Pode-se também destacar o fato de que embora Antoine no começo da narrativa fosse dotado de consciência com relação a exploração de pessoas e outros aspectos característicos de uma retidão de caráter, ele também comete pequenas infrações que são justificadas paradoxalmente pela sua conduta condizente com seus princípios, que não o permite acumular riqueza na sociedade capitalista, ou seja, ele rouba livros "aos poucos" e não paga o aluguel de seu apartamento por não possuir recursos por que se recusa a aceitar um sistema desigual que desrespeite os direitos de quaisquer seres humanos. Isso nos leva a um grande paradigma sobre o real sentido das coisas e das nossas ações e sobre a eterna contraditoriedade do homem.

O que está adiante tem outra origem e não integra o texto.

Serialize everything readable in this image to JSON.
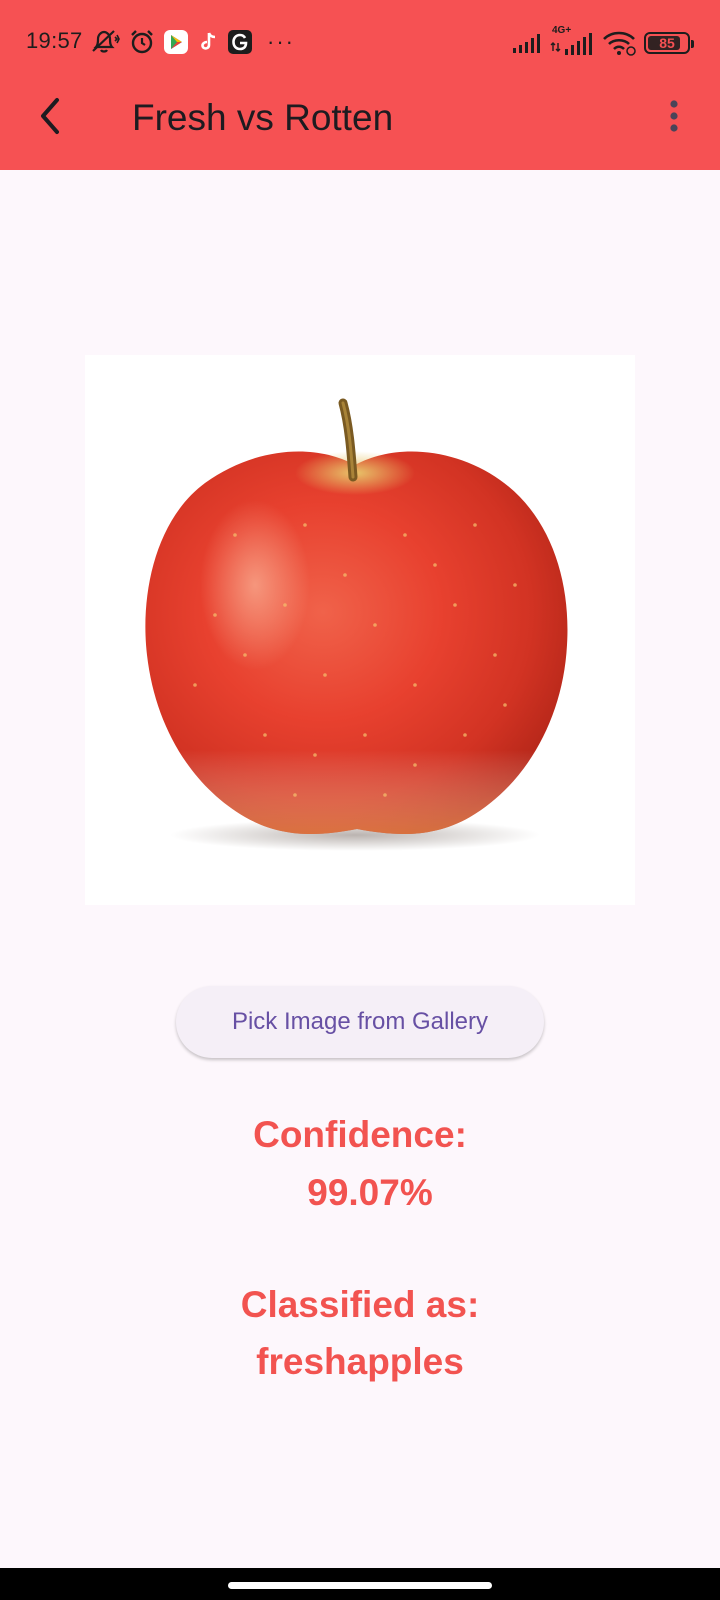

Apesar da comicidade que confere um refinado tom satírico e duramente crítico, o autor, em certos pontos pode fazer entender que somente um tipo específico de pessoas estariam inseridos no núcleo de inteligentes/intelectuais, quando na verdade, estes, os inteligentes, seriam os que se colocariam em oposição a qualquer tendência absurda ou precipitada que surgisse, por mais adesão populacional que tivesse, basicamente seria aquele que reflete e solidifica opiniões com embasamento cientifico/observacional, independentemente do efeito manada.
É uma leitura leve e profunda, e a atualidade do livro é desnorteadora, assim como a aplicação de sua temática em muitos âmbitos, o que o torna uma obra global e extremamente rica para o emprego de analogias. Considerando que a literatura (na maioria das vezes) tem como objetivo cutucar as feridas que fingimos não perceber e promover a identificação do leitor com os personagens fomentando a empatia, a visualização de problemas, o autoconhecimento e a auto-crítica, ao final da leitura fica o convite à reflexão sobre a própria vida: o que significa o seu estar no mundo? Qual é o seu papel social? Quais são os seus valores? Até onde vai o seu nível de acomodação? O que você almeja? O que te descontenta? Você realmente é inteligente? Seria a estupidez uma dádiva?